That's what a friend said to me at the end of the historic LOGO debates.
I was fuming about the lack of content. I watched Obama side-step the issue of homophobia in the black community. I watched Edwards recommit to his stance against gay marriage while looking like he was about to wiggle out of his seat in discomfort.
When Obama had the audacity to tell Joe Solomnese that the difference between civil unions and marriage was merely "semantics," I thought I was going to throw my shoe at the television.
My friend's simple statement brought me back.
We asked. We asked the questions. Regardless of the answers, the political pandering, for the first time in history, presidential candidates answered questions from the LGBT community.
Not only were gays and lesbians addressed? But issues facing the transgender community, too. John Edwards stumbled and bumbled around the question about how to help someone who was transgender, but it was asked.
Civil rights for the LGBT community will have to come many shapes and forms. It's going to take pulling together a lot of people and listening to everyone's needs. We are all races, all genders, and all socio-economic levels. Obama didn't quite grasp that reality when he pointed out he would not have chosen interracial marriage as a cornerstone of the civil rights movement in the 1960s.

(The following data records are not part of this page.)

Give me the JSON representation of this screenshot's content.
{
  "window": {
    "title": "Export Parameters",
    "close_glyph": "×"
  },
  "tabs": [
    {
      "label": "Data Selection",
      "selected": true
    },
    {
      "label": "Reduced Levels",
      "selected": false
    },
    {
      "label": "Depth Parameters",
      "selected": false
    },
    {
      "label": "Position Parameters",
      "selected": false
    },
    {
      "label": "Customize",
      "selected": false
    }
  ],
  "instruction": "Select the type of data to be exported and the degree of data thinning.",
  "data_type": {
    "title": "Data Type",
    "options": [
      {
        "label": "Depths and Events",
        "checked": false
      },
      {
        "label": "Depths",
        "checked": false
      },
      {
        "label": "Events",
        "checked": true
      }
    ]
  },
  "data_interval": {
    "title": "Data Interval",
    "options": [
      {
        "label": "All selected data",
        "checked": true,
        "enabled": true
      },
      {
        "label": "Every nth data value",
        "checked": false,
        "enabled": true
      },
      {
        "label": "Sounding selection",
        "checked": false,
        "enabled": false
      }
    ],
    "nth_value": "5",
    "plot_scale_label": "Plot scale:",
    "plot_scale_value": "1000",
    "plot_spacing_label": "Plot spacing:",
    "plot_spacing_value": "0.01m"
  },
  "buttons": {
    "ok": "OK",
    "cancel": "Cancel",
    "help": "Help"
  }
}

Marriage is an issue that -- for better or worse (pardon the pun) -- covers a great deal of concerns AND is something so traditional, so basic in heterosexuals lives, it could be packaged in a way to appeal to a wide section of voters. You know, puppies, kittens and lesbians with babies. It's hard to hate babies. When you pick white, middle-class lesbians? You have a shot.
In Massachusetts? We won.
I love those white, middle-class lesbians who put themselves out there. Was it perfect? No. It was, however, the first step. A huge first step. Did anyone believe -- really believe -- we'd ever get this passed in any state?
We asked. We got it.
Marriage equality is much more than state level tax breaks; it is health insurance, hospital visitation rights, and the recognition we are a family no matter what. Marriage has years of legal precedents that go with it -- can you imagine our current government ever being able to draft a separate but equal institution?
I was disappointed by most of the responses in the debate. Gravel and Kucinich? Made me feel like wanting rights was a far out fringe request. When I put my kids to bed? I don't feel like a lesbian activist. I feel like a mom.
The debate was like so many I've watched. Politicians mugging, smiling, trying to say the right thing. Bright camera lights. Elusive answers that lead to applause even when the crowd has no idea why they are applauding.
My friend asked, could you even imagine this happening seven years ago? Which, historically speaking, is a nanosecond.
Last night, Obama gave political double talk, Edwards squirmed, Clinton gave the same kind of political strategy talk that I heard in the gay and lesbian community when seven plaintiff couples walked into Boston City Hall and asked for marriage license applications. Can't be done, get what you can, work the system...
I'm grateful they didn't listen. Sometimes playing nice and within the rules gives the powers that be the sense that they can pat you on the head and say, not now.
I'm not even going to discuss Richardson. Did anyone mention to that man he was walking into a room full of LGBT folks?
Last night? We asked. We asked about marriage, we asked about hate crimes legislation, we asked about the employment act, we asked about the ridiculous military "Don't Ask, Don't Tell" policy, health care protection and programs in school settings that allow our families to be discussed.
Because ultimately? If you don't ask, you're never going to get it.